Private Parent Loans for College

Many of the private lenders that provide student loans to students also provide private parent loans for college. Fastweb can help you find private loan lenders through our Student Loans Center. You can also ask your college about their preferred lender list. This is a list of lenders that the college is currently working with or has worked with in the past. They already have an established relationship with the school or university.

Parent PLUS Loans

It is recommended that you always borrow federal loans first, and that includes Parent PLUS Loans. These loans have historically lower interest rates than private student lenders, although you should definitely shop around to see if and who may be offering better. Unless you request a deferment on a Parent PLUS Loan, you will be required to begin making payments once the loan is fully distributed. You must have a FAFSA (Free Application for Federal Student Aid) on file before you can apply. The maximum amount that you can borrow is the cost of attendance at your child’s college, less any aid they are receiving.

Other Considerations for Parent Loans for College

Applying for private parent loans for college is not a decision that should be entered into lightly. Parents and guardians and their children should have conversations before the college search begins in order to discuss who is paying for college and what type of college they can realistically afford. Student loans should also be used as a last resort. Exhaust these options before submitting a loan application:
  1. Scholarship and Grants
  2. Financial Aid
  3. College Savings Plans
  4. Part-Time Jobs and Paid Internships
  5. Education Tax Benefits
Remember that your child can apply for scholarships in high school and throughout college. Don’t limit the scholarship search to the junior and senior year of high school, and always use Fastweb to help the scholarship search go more quickly and smoothly. There are a few other considerations to make before applying for private loans:

Bad Credit History

Many assume that there are not student loans for parents with bad credit; however, there are things that parents can do in order to qualify despite their credit history. First, parents can have a co-signer, or endorser, who agrees to repay the student loan if they are unable to at any point. This may be the student’s grandparent, or any other adult with good credit history who is willing to help in this way. If a parent has bad credit history due to specific circumstances that are no longer threatening their financial livelihood, they can make a case to the U.S. Department of Education or private lender for their present qualifications. You will have to provide documentation of the extenuating circumstances as well as proof that they will not impact your ability to repay the loans.

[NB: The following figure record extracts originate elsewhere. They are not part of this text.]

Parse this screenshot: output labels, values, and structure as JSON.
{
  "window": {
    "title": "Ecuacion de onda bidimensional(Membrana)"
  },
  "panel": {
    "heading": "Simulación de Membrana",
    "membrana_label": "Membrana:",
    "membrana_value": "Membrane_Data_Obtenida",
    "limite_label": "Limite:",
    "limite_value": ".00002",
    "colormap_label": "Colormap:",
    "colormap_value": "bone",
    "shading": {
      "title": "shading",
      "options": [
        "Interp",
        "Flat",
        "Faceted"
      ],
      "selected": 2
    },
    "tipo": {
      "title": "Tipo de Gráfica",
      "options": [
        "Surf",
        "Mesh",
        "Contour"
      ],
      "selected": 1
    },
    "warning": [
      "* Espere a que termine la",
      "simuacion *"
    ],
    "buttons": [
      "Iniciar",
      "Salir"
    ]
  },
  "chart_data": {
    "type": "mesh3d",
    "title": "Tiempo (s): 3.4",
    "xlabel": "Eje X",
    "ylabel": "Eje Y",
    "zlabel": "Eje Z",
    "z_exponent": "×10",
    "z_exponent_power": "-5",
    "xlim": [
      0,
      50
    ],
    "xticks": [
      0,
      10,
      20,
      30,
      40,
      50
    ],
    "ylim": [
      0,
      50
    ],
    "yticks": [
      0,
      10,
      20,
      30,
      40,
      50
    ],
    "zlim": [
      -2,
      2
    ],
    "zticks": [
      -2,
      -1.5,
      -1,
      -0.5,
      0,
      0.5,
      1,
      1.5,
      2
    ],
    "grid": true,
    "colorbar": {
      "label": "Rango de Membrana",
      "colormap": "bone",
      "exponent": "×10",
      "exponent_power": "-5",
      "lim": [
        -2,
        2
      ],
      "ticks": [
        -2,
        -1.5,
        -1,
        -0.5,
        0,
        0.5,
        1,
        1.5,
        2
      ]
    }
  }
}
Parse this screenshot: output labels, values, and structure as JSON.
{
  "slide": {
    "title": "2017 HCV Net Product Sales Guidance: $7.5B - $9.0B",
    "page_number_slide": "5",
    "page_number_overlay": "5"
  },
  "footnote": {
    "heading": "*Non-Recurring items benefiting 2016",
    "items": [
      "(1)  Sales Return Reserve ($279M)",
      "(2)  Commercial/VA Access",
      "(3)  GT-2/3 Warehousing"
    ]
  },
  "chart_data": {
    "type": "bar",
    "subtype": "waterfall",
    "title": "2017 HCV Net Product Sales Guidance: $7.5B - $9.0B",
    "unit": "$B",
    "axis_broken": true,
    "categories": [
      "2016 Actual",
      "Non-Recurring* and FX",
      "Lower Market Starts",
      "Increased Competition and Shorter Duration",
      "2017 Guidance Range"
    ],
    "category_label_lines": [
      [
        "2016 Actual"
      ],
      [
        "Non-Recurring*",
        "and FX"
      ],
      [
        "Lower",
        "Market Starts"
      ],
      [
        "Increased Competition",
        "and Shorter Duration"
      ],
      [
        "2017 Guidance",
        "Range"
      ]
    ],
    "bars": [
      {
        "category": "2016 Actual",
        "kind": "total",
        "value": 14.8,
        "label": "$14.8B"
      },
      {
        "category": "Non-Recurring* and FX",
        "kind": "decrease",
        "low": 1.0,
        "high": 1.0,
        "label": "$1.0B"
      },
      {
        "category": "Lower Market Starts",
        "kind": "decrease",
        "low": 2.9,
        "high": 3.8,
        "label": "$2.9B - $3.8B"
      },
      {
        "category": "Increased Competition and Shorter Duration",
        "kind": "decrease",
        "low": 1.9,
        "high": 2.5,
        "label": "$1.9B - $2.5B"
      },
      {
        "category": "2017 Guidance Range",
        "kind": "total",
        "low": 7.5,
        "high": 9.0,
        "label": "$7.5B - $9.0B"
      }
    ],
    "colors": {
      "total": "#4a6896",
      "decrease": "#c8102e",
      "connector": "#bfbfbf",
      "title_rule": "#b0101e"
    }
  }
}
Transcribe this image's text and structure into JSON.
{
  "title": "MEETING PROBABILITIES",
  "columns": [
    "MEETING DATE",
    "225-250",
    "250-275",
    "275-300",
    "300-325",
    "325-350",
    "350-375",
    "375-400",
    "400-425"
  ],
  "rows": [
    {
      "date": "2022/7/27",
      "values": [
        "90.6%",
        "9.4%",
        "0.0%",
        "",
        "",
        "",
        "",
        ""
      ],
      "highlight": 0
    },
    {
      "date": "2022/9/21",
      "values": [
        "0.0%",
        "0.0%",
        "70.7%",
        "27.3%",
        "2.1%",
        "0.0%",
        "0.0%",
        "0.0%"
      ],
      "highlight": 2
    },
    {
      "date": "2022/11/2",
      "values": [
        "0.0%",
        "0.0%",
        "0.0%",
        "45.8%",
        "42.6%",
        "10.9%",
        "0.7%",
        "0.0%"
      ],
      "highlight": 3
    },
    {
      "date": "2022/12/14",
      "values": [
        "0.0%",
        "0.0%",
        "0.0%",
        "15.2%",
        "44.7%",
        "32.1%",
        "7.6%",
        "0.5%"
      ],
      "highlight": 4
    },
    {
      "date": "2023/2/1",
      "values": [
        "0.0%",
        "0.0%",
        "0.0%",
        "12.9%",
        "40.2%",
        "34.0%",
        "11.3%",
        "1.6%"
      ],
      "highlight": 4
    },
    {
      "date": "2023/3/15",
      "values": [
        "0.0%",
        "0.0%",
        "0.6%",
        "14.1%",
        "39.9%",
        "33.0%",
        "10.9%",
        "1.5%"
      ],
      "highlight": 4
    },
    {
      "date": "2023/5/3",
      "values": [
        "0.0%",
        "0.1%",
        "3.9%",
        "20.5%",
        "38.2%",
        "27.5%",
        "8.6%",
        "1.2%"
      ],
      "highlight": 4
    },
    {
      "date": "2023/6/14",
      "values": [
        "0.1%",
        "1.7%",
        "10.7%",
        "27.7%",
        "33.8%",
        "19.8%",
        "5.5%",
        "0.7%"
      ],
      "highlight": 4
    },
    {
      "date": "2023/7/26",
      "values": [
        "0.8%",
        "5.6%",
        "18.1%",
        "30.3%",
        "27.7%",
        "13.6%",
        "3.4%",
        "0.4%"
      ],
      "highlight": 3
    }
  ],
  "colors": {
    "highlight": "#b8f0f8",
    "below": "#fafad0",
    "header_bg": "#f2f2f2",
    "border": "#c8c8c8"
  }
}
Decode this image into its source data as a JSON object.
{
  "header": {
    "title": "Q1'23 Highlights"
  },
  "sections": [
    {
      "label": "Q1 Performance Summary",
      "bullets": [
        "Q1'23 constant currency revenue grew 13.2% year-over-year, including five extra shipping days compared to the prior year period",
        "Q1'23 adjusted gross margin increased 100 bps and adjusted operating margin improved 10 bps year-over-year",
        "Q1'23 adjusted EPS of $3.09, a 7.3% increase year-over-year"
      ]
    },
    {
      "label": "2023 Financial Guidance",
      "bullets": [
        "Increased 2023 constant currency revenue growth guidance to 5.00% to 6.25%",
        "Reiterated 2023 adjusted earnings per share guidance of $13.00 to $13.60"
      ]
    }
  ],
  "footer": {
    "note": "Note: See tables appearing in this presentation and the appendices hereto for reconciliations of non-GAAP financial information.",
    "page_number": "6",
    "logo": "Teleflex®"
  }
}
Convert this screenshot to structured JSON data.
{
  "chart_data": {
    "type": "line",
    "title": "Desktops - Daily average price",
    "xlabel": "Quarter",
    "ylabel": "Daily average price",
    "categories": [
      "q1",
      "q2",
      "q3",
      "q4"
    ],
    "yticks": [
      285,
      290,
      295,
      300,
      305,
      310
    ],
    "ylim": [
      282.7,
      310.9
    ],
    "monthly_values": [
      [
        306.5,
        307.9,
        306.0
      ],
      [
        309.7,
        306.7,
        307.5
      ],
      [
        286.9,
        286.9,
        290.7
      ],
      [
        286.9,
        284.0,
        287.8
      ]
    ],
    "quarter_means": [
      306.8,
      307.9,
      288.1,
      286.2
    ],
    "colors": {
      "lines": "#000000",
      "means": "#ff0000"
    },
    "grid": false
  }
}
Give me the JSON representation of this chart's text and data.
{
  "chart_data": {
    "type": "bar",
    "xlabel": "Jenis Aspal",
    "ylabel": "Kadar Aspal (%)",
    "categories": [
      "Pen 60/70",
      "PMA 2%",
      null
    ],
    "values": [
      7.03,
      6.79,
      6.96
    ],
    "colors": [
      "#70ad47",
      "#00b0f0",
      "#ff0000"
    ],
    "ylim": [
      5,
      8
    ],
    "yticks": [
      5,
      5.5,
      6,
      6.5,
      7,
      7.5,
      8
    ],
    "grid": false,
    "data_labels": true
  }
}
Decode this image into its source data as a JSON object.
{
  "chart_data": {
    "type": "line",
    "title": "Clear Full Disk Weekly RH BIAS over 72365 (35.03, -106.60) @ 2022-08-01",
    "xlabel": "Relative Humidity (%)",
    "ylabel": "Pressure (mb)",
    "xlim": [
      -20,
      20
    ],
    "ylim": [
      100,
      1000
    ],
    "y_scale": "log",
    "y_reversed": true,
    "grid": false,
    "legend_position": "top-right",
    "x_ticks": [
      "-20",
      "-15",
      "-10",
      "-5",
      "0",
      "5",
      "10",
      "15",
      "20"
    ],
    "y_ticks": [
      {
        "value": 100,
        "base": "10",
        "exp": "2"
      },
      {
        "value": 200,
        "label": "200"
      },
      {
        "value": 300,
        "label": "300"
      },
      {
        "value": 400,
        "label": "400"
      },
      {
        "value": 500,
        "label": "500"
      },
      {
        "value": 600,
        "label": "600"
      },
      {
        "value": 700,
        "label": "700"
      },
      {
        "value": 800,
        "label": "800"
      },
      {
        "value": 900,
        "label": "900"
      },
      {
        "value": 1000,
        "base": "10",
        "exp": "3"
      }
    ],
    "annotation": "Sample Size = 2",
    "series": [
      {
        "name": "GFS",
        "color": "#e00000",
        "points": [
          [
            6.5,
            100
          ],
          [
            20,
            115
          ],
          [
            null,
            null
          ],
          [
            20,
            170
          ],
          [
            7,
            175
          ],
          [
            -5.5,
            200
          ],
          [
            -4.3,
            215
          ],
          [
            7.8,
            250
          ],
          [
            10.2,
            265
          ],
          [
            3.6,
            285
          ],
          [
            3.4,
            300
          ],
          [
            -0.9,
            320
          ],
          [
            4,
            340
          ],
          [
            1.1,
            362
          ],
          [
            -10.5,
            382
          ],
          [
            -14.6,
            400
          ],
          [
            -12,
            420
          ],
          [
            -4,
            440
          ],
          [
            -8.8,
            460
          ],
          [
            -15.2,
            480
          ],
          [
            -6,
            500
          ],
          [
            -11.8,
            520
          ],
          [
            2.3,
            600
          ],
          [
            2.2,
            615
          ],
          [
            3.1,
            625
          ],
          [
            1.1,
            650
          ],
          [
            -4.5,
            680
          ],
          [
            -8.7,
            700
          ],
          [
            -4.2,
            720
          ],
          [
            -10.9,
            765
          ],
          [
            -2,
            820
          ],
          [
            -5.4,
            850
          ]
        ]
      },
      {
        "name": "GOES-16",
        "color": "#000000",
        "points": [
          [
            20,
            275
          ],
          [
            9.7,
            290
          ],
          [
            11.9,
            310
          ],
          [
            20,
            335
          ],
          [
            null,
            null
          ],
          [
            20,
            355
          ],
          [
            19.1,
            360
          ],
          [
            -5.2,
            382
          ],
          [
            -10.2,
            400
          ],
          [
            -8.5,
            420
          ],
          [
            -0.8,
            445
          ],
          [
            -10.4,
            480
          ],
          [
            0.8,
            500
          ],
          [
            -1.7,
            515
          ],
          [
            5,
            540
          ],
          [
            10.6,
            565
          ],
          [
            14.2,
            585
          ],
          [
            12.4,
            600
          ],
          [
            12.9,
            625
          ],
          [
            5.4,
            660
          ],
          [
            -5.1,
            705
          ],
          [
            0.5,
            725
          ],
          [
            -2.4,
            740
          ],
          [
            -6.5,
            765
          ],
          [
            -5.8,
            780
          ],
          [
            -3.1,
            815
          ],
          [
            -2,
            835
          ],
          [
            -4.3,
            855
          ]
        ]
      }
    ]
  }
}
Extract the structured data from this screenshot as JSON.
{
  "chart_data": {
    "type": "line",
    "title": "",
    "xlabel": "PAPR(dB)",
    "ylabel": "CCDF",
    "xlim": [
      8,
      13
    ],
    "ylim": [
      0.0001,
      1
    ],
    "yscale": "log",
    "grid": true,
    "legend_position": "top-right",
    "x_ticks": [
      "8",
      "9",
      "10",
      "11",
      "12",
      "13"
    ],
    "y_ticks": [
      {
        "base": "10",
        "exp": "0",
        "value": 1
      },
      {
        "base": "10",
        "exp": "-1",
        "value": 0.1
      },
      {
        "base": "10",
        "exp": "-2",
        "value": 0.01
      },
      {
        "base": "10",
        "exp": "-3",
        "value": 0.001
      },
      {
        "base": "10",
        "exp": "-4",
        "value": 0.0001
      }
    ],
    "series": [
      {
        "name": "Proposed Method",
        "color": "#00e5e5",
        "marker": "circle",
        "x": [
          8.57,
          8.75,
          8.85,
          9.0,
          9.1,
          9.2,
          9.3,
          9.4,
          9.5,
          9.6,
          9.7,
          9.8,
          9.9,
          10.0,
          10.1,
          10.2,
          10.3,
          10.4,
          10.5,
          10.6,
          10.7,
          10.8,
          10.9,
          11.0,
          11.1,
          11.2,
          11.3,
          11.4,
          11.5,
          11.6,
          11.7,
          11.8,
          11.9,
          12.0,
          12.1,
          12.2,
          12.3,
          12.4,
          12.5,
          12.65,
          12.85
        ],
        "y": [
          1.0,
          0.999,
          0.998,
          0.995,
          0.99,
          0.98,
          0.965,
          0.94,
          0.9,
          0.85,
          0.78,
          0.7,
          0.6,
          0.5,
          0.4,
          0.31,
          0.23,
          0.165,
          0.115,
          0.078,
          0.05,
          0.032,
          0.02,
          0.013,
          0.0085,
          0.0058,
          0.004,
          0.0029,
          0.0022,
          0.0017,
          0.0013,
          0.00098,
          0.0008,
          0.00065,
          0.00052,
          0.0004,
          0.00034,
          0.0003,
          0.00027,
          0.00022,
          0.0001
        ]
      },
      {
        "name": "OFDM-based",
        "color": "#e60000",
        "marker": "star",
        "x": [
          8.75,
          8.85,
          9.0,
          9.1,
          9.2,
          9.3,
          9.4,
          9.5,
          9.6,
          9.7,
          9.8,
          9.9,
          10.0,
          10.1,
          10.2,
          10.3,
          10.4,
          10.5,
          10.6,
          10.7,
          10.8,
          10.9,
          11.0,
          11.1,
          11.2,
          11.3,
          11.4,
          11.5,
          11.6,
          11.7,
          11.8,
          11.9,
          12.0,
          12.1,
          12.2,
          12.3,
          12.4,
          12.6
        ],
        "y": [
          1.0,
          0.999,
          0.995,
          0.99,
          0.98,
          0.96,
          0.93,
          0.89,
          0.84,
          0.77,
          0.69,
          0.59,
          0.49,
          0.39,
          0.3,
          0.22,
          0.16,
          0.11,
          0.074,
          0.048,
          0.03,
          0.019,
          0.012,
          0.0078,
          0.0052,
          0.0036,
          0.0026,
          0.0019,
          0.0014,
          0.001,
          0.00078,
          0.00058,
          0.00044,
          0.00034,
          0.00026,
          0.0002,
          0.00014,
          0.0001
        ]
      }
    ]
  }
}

Your Child’s Student Loans

Finally, parents may not want to borrow any money to pay for college. Instead, they may insist that their child take out student loans on their own, which is their prerogative. However, parents will still very likely have to co-sign their student’s loans, meaning they are just as responsible for the student loan debt if their child stops making their monthly payments. Because their children don’t have an extensive credit history, they will not qualify for private student loans on their own. Again, parents and their children should have frank discussions about who is paying for college as well as who is responsible for student loan debt after graduation. By having these conversations sooner rather than later, families are better equipped to pay for college. These conversations may center around how to pay for college without loans. In that case, students will have to aggressively pursue the scholarship search or take on a part-time job that provides employer tuition assistance. They may also need to attend a lower-cost community college for two years before transferring to a four-year college or university. Families can also accept the reality that if their child wants to go to a particular college or university that will require them to take out student or parent loans for college, it's a sacrifice they must all be willing to make. Either parents will have to borrow in their name or act as a co-signer for their child.